The Winter Sea by Susanna Kearsley, narrated by Rosalyn Landor, was our January book club selection, which I read in December. Carrie McClelland has been writing for some time and she has lived a life with her characters as most authors do, but in this case, her ancestors begin to speak through her. A novel about the failed attempt to return the exiled James Stewart to the crown in the spring of 1708 in Scotland, McClelland is pulled in another direction when she realizes that her novel needs a new point of view. In so choosing Sophia Patterson, her late-night writing takes a very different turn, as she uncovers her own family’s past. In alternating points of view between Carrie as she meets the owner of a cottage she rents for writing and his sons and Sophia’s point of view, the story of her family comes alive.
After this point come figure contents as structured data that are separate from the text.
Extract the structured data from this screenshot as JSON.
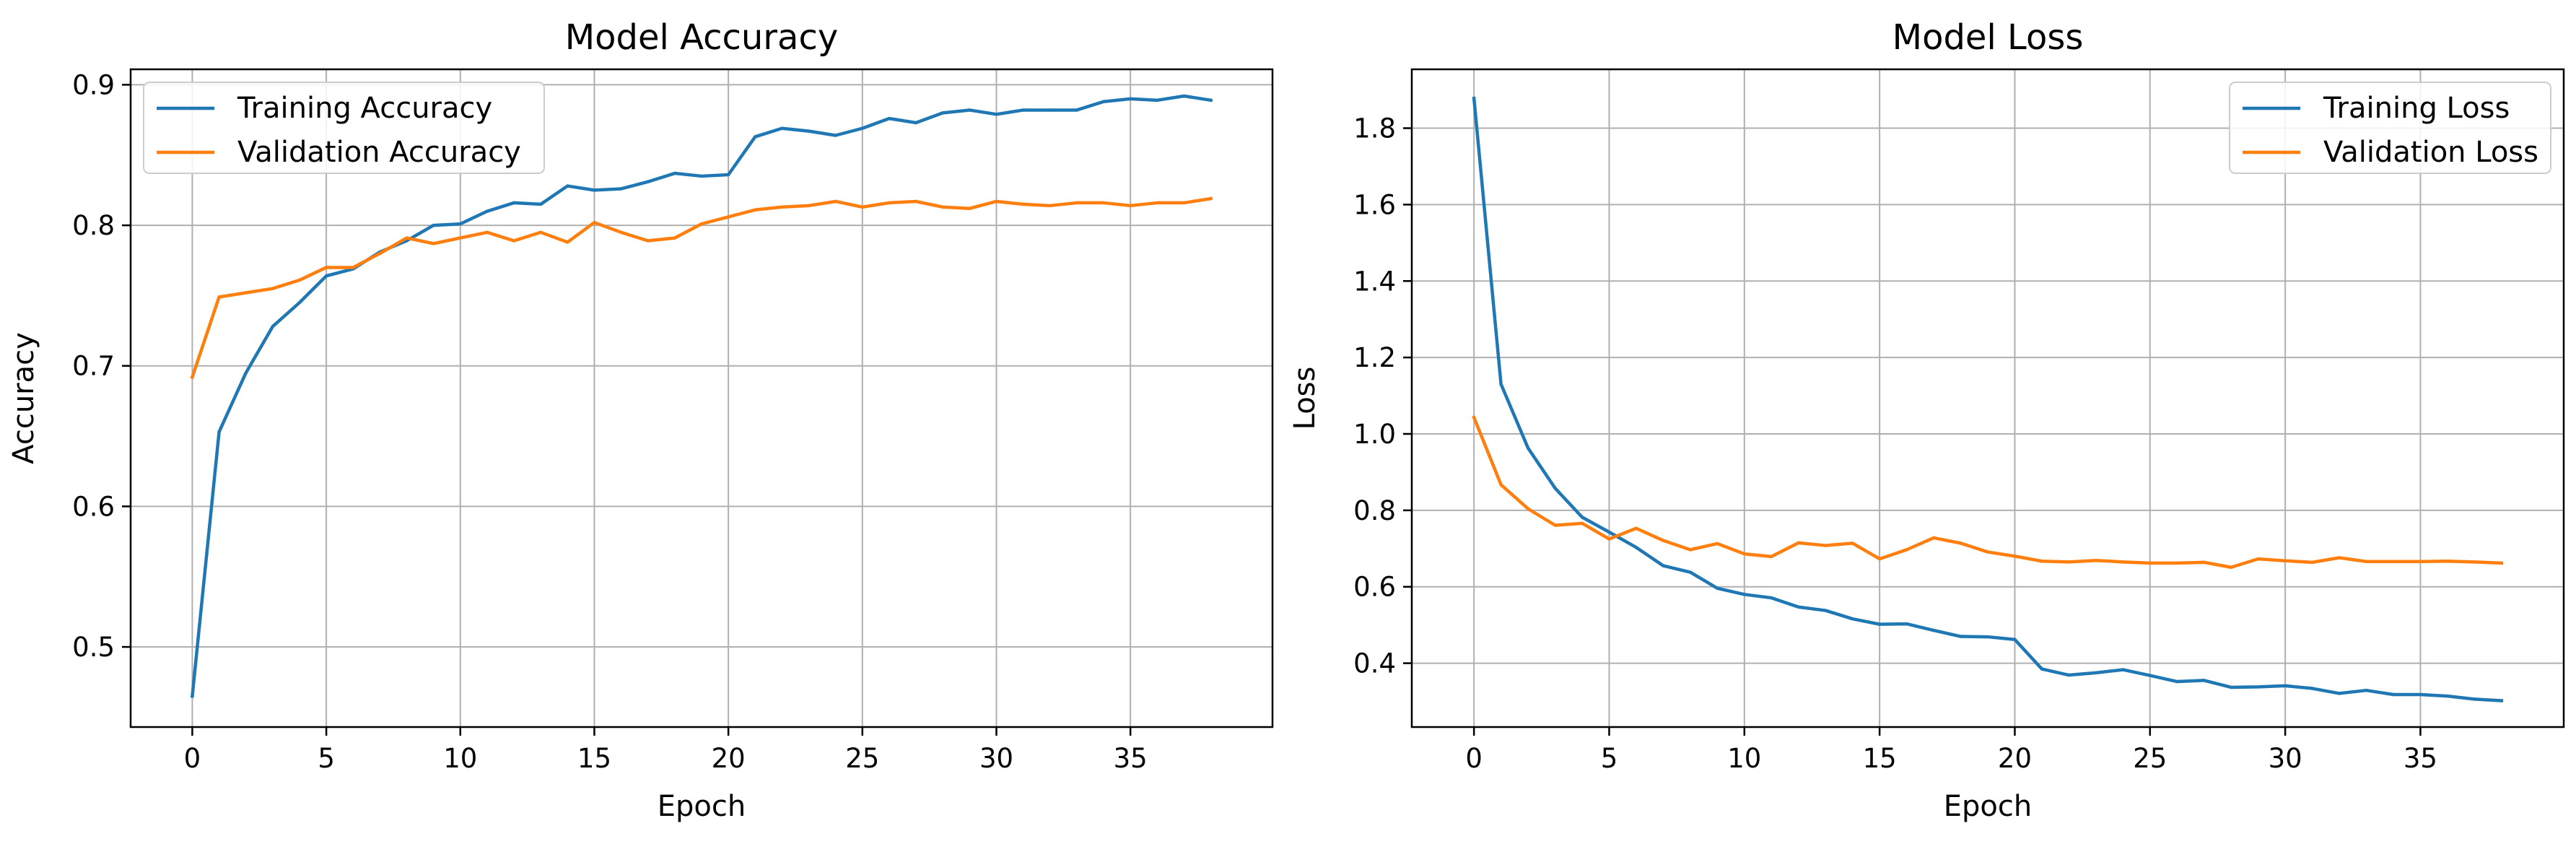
{
  "chart_data": [
    {
      "type": "line",
      "title": "Model Accuracy",
      "xlabel": "Epoch",
      "ylabel": "Accuracy",
      "xlim": [
        -2.3,
        40.3
      ],
      "ylim": [
        0.443,
        0.911
      ],
      "xticks": [
        0,
        5,
        10,
        15,
        20,
        25,
        30,
        35
      ],
      "yticks": [
        0.5,
        0.6,
        0.7,
        0.8,
        0.9
      ],
      "ytick_labels": [
        "0.5",
        "0.6",
        "0.7",
        "0.8",
        "0.9"
      ],
      "grid": true,
      "legend_position": "upper-left",
      "series": [
        {
          "name": "Training Accuracy",
          "color": "#1f77b4",
          "x": [
            0,
            1,
            2,
            3,
            4,
            5,
            6,
            7,
            8,
            9,
            10,
            11,
            12,
            13,
            14,
            15,
            16,
            17,
            18,
            19,
            20,
            21,
            22,
            23,
            24,
            25,
            26,
            27,
            28,
            29,
            30,
            31,
            32,
            33,
            34,
            35,
            36,
            37,
            38
          ],
          "values": [
            0.465,
            0.653,
            0.695,
            0.728,
            0.745,
            0.764,
            0.769,
            0.781,
            0.789,
            0.8,
            0.801,
            0.81,
            0.816,
            0.815,
            0.828,
            0.825,
            0.826,
            0.831,
            0.837,
            0.835,
            0.836,
            0.863,
            0.869,
            0.867,
            0.864,
            0.869,
            0.876,
            0.873,
            0.88,
            0.882,
            0.879,
            0.882,
            0.882,
            0.882,
            0.888,
            0.89,
            0.889,
            0.892,
            0.889
          ]
        },
        {
          "name": "Validation Accuracy",
          "color": "#ff7f0e",
          "x": [
            0,
            1,
            2,
            3,
            4,
            5,
            6,
            7,
            8,
            9,
            10,
            11,
            12,
            13,
            14,
            15,
            16,
            17,
            18,
            19,
            20,
            21,
            22,
            23,
            24,
            25,
            26,
            27,
            28,
            29,
            30,
            31,
            32,
            33,
            34,
            35,
            36,
            37,
            38
          ],
          "values": [
            0.692,
            0.749,
            0.752,
            0.755,
            0.761,
            0.77,
            0.77,
            0.78,
            0.791,
            0.787,
            0.791,
            0.795,
            0.789,
            0.795,
            0.788,
            0.802,
            0.795,
            0.789,
            0.791,
            0.801,
            0.806,
            0.811,
            0.813,
            0.814,
            0.817,
            0.813,
            0.816,
            0.817,
            0.813,
            0.812,
            0.817,
            0.815,
            0.814,
            0.816,
            0.816,
            0.814,
            0.816,
            0.816,
            0.819
          ]
        }
      ]
    },
    {
      "type": "line",
      "title": "Model Loss",
      "xlabel": "Epoch",
      "ylabel": "Loss",
      "xlim": [
        -2.3,
        40.3
      ],
      "ylim": [
        0.233,
        1.954
      ],
      "xticks": [
        0,
        5,
        10,
        15,
        20,
        25,
        30,
        35
      ],
      "yticks": [
        0.4,
        0.6,
        0.8,
        1.0,
        1.2,
        1.4,
        1.6,
        1.8
      ],
      "ytick_labels": [
        "0.4",
        "0.6",
        "0.8",
        "1.0",
        "1.2",
        "1.4",
        "1.6",
        "1.8"
      ],
      "grid": true,
      "legend_position": "upper-right",
      "series": [
        {
          "name": "Training Loss",
          "color": "#1f77b4",
          "x": [
            0,
            1,
            2,
            3,
            4,
            5,
            6,
            7,
            8,
            9,
            10,
            11,
            12,
            13,
            14,
            15,
            16,
            17,
            18,
            19,
            20,
            21,
            22,
            23,
            24,
            25,
            26,
            27,
            28,
            29,
            30,
            31,
            32,
            33,
            34,
            35,
            36,
            37,
            38
          ],
          "values": [
            1.878,
            1.13,
            0.963,
            0.858,
            0.782,
            0.743,
            0.703,
            0.655,
            0.638,
            0.596,
            0.58,
            0.571,
            0.547,
            0.538,
            0.516,
            0.502,
            0.503,
            0.486,
            0.47,
            0.469,
            0.462,
            0.385,
            0.369,
            0.375,
            0.383,
            0.368,
            0.352,
            0.355,
            0.337,
            0.338,
            0.341,
            0.334,
            0.321,
            0.329,
            0.318,
            0.318,
            0.314,
            0.306,
            0.302
          ]
        },
        {
          "name": "Validation Loss",
          "color": "#ff7f0e",
          "x": [
            0,
            1,
            2,
            3,
            4,
            5,
            6,
            7,
            8,
            9,
            10,
            11,
            12,
            13,
            14,
            15,
            16,
            17,
            18,
            19,
            20,
            21,
            22,
            23,
            24,
            25,
            26,
            27,
            28,
            29,
            30,
            31,
            32,
            33,
            34,
            35,
            36,
            37,
            38
          ],
          "values": [
            1.043,
            0.867,
            0.804,
            0.761,
            0.766,
            0.725,
            0.753,
            0.721,
            0.697,
            0.713,
            0.686,
            0.679,
            0.715,
            0.708,
            0.714,
            0.673,
            0.697,
            0.728,
            0.714,
            0.691,
            0.68,
            0.667,
            0.665,
            0.669,
            0.665,
            0.662,
            0.662,
            0.664,
            0.651,
            0.673,
            0.668,
            0.664,
            0.676,
            0.666,
            0.666,
            0.666,
            0.667,
            0.665,
            0.662
          ]
        }
      ]
    }
  ]
}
The dramatic landscape and winter sea call to Carrie, like it called to her ancestors. In many ways, Kearsley’s narrative asks whether memories can be inherited through DNA? It also seeks to touch upon how much of our personalities and inclinations come from the people in our families who have gone before us. The courage and power of love is palpable in Kearsley’s prose, and her characters face a number of obstacles beyond their control, at least in Carrie’s novel. The life of an author can be lonely, and Carrie falls a bit quickly in love. However, the author focuses not only on the romance of these characters in the present and past, the Jacobite Movement is well fleshed out, with intrigue and danger. Landor is a passionate narrator, and she makes all of the twists and turns believable.
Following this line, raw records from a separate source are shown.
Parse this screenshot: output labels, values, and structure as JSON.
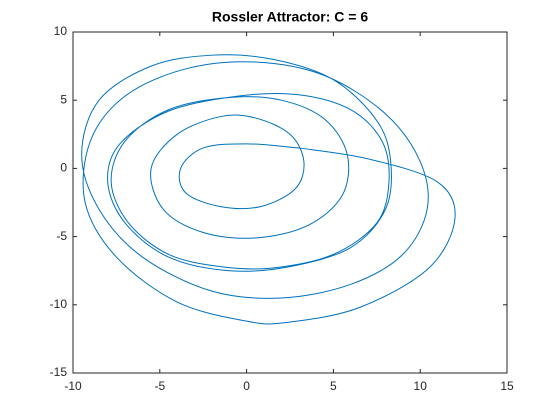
{
  "chart_data": {
    "type": "line",
    "title": "Rossler Attractor: C = 6",
    "series": [
      {
        "color": "#0072bd",
        "x": [
          3,
          0,
          -2.5,
          -3.8,
          -3.5,
          -1.5,
          0.8,
          2.8,
          3.3,
          2.5,
          0.5,
          -1.5,
          -4,
          -5.5,
          -4.8,
          -2.5,
          0.5,
          3.5,
          5.5,
          5.8,
          4.5,
          2,
          -1,
          -4.5,
          -7,
          -7.8,
          -6.8,
          -4.5,
          -1.5,
          1.5,
          5,
          7.5,
          8.2,
          7.8,
          6,
          3,
          -0.5,
          -4.5,
          -7.3,
          -8,
          -7,
          -4.5,
          -1,
          2.5,
          6,
          8,
          8.3,
          7.5,
          5,
          1.5,
          -2,
          -5.5,
          -8.5,
          -9.5,
          -8.5,
          -6,
          -2,
          2,
          6,
          9,
          10.4,
          10,
          8,
          4.5,
          0.5,
          -3.5,
          -7,
          -9,
          -9.3,
          -7.5,
          -4,
          0,
          2.3,
          6.5,
          10.5,
          12,
          11,
          7,
          3
        ],
        "values": [
          1.5,
          1.8,
          1.5,
          0,
          -1.8,
          -2.8,
          -2.8,
          -1.5,
          0.5,
          2.5,
          3.7,
          3.8,
          2.5,
          0,
          -3,
          -4.7,
          -5.1,
          -4.2,
          -2,
          1,
          3.6,
          5,
          5.2,
          4.3,
          2,
          -1,
          -4,
          -6.3,
          -7.2,
          -7.3,
          -6.3,
          -4,
          -1,
          2,
          4.3,
          5.4,
          5.3,
          4.2,
          1.8,
          -1,
          -4,
          -6.5,
          -7.5,
          -7.2,
          -5.8,
          -3,
          0.5,
          3.5,
          6.5,
          8,
          8.3,
          7.5,
          5,
          1,
          -3,
          -6.5,
          -9,
          -9.5,
          -8.5,
          -6.3,
          -3,
          0.5,
          4,
          6.8,
          7.8,
          7.3,
          5.3,
          2,
          -2.5,
          -6.5,
          -9.8,
          -11.2,
          -11.3,
          -10.2,
          -7.3,
          -3.7,
          -1,
          0.7,
          1.5
        ]
      }
    ],
    "xlim": [
      -10,
      15
    ],
    "xticks": [
      -10,
      -5,
      0,
      5,
      10,
      15
    ],
    "ylim": [
      -15,
      10
    ],
    "yticks": [
      -15,
      -10,
      -5,
      0,
      5,
      10
    ],
    "grid": false
  }
}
The Winter Sea by Susanna Kearsley, narrated by Rosalyn Landor, is wonderfully crafted, combining history with romance in a fantastic way. Landor does an excellent job with the Scottish accents and dialects.
About the Author:
What the book club thought:
Everyone seemed to enjoy this book for the most part. A couple members wanted a bit more of a supernatural element to tie together the past and present storylines. It seemed like things happened to connect Carrie McClelland with her ancestors’ past, but it is unclear why. The Past narrative worked better for me, but others didn’t seem bothered by the past or modern story’s disconnect. It was definitely an engaging story with an expected happy ending, at least expected by most of us.